The Myth of Informed Choice

💥 Just another note on HCPs who proclaim that they are fully supportive of choice, as long as it’s informed 💥

I have been ruminating on this 🙄

Ok, it sounds very positive at first glance, doesn’t it?

Who would have an issue with informed choice 🤔?

Informed choice is good, right?

Well. It depends a little 🙃.

Who decides what info someone requires to make the choice ‘informed’?

And what if you don’t actually want an information overload?

In my experience ‘I support choice as long as it’s fully informed!’ usually means: ‘you can do what you like as long as you listen to me tell you why it’s a bad idea.’

I know, I can feel some people’s hackles rising 🥴.

Especially if they feel they are giving information to make people’s experience more safe in their eyes.

However, attempting to make people’s experience ‘more safe’ often equals ‘making their choices more aligned with what they would choose for themselves.

Take the example of freebirth for example….. very topical 😳.

Generally, midwives want to tell people ALL ABOUT the obstetric emergencies can can occur when they are not around.

And of course that is very appropriate if it is a *consented to, desired and nuanced* discussion. Can be life saving, quite literally.

However, it often ends up as a scaremongering session, with the intention to change people’s minds, or even threats of social services involvement (yes, that happens, not infrequently!).

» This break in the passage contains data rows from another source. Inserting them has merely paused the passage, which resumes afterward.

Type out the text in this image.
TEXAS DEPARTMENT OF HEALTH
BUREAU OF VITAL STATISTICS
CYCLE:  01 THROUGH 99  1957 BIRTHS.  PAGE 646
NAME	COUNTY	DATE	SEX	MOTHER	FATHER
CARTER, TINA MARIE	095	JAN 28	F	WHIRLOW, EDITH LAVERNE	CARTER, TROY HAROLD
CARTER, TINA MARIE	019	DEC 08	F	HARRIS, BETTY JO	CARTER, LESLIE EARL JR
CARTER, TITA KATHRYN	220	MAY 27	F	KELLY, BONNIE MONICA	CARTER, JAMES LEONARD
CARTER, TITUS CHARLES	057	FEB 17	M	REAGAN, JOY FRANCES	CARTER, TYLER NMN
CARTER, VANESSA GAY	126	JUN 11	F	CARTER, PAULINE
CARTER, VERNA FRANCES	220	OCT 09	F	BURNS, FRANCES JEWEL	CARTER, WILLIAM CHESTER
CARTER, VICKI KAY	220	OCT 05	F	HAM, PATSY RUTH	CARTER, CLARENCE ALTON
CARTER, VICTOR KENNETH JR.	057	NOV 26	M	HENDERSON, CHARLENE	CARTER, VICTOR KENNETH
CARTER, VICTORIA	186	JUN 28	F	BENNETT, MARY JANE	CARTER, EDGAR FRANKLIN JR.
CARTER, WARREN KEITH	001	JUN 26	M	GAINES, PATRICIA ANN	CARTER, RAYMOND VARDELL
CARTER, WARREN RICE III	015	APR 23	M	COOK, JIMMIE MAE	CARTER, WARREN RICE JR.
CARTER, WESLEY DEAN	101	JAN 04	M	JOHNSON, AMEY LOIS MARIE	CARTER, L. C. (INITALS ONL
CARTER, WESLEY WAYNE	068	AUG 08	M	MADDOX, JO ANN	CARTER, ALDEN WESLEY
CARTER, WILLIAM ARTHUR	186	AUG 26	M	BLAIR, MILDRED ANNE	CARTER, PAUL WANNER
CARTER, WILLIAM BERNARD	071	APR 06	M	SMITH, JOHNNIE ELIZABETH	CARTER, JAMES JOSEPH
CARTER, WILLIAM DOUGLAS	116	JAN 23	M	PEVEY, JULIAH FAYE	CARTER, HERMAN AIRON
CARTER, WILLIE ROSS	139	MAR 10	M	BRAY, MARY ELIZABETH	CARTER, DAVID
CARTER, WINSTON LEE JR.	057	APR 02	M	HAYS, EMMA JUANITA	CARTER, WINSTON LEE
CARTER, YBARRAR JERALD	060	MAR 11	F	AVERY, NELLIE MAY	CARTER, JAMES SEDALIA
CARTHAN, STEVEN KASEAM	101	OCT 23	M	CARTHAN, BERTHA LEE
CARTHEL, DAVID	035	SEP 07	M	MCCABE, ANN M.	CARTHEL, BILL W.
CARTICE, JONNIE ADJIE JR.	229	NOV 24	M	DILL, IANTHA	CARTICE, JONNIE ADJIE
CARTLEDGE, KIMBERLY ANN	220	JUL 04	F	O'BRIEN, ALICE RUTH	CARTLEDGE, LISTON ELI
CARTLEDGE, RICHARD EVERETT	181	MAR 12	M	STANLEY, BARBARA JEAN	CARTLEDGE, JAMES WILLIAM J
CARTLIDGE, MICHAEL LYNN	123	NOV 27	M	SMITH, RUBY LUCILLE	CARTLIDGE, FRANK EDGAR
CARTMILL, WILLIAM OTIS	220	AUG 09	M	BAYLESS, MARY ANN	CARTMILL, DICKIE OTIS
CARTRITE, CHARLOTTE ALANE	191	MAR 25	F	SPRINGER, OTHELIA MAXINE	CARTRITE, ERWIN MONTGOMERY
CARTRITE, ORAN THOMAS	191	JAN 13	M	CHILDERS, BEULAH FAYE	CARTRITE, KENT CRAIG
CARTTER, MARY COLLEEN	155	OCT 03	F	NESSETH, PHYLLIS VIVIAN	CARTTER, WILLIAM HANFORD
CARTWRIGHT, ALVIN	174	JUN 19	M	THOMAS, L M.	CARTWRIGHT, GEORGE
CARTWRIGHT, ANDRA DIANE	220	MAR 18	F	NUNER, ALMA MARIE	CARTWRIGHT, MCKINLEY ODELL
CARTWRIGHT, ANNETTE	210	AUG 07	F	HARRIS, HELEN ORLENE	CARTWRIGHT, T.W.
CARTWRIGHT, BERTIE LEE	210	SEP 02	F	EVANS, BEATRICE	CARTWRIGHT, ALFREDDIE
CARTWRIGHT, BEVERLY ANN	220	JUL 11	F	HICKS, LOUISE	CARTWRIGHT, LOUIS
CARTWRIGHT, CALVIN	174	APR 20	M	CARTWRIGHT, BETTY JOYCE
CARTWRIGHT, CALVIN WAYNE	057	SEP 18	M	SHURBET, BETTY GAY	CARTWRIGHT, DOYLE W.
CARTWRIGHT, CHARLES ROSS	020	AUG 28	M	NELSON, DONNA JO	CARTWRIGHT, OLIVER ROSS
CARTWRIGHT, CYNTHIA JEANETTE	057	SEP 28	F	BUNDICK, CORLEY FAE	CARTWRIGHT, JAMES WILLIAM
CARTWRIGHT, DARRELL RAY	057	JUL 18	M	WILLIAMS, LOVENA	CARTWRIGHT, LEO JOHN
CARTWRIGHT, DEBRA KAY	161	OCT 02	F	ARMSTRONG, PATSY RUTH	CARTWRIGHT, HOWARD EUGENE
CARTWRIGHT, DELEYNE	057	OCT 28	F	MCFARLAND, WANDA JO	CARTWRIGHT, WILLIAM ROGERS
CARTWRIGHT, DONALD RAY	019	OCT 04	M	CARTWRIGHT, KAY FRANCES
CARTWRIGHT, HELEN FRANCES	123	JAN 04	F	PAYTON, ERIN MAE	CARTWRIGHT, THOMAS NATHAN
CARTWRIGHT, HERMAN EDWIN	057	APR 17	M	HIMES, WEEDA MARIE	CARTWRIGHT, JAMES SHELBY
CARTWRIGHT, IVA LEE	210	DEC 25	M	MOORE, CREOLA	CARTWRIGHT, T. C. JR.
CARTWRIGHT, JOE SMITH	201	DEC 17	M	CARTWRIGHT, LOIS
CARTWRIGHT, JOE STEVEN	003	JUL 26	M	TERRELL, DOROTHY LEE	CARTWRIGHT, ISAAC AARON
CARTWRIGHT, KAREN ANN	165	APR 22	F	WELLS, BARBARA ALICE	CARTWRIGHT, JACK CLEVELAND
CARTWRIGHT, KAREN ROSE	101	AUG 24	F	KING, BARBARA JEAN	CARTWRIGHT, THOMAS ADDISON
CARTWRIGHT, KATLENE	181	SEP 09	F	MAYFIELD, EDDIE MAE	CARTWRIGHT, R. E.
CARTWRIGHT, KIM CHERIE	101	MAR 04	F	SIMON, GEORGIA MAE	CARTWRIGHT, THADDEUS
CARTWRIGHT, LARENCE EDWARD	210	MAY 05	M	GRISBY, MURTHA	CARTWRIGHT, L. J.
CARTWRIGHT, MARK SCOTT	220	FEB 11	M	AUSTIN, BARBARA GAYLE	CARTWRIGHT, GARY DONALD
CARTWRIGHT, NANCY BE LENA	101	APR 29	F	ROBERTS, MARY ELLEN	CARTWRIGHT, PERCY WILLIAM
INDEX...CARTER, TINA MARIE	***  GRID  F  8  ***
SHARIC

And why is it that it’s always the HCP professional who decides what information someone needs and what informed means 🤔?

And WHAT is the *right* information?

Is it what the consultant says?

The NICE guidelines?

Research studies?

Sarah Wickham’s writings?

Sam Gadsden’s collected information and peer support in her (much needed) Freebirth group? Who decides?

Some people may prefer a different type of information, from different sources, maybe even from within themselves only.

THAT IS OK.

Can this be uncomfortable for us as HCPs? You betcha!

Can it make us vulnerable as HCPs? Sure 😩.

But why is it that we hold people making *unusual* choices to *different standards* to people simply going along with the normal care pathway??

Most of us midwives would feel very happy to (insistently) tell their clients about the risks of unattended (by HCPs) birthing.

But they generally would not feel the need to tell a ‘low complexity’ birther that hospital birth is more risky for them than birthing at home, would they?

And we would also not feel particularly worried about people going along the normal care pathway despite not at ALL making informed choices.

Why? Maybe because it’s not REALLY about informed choice, is it? It’s all about *perceived* risk reduction and a discomfort with people making autonomous choices.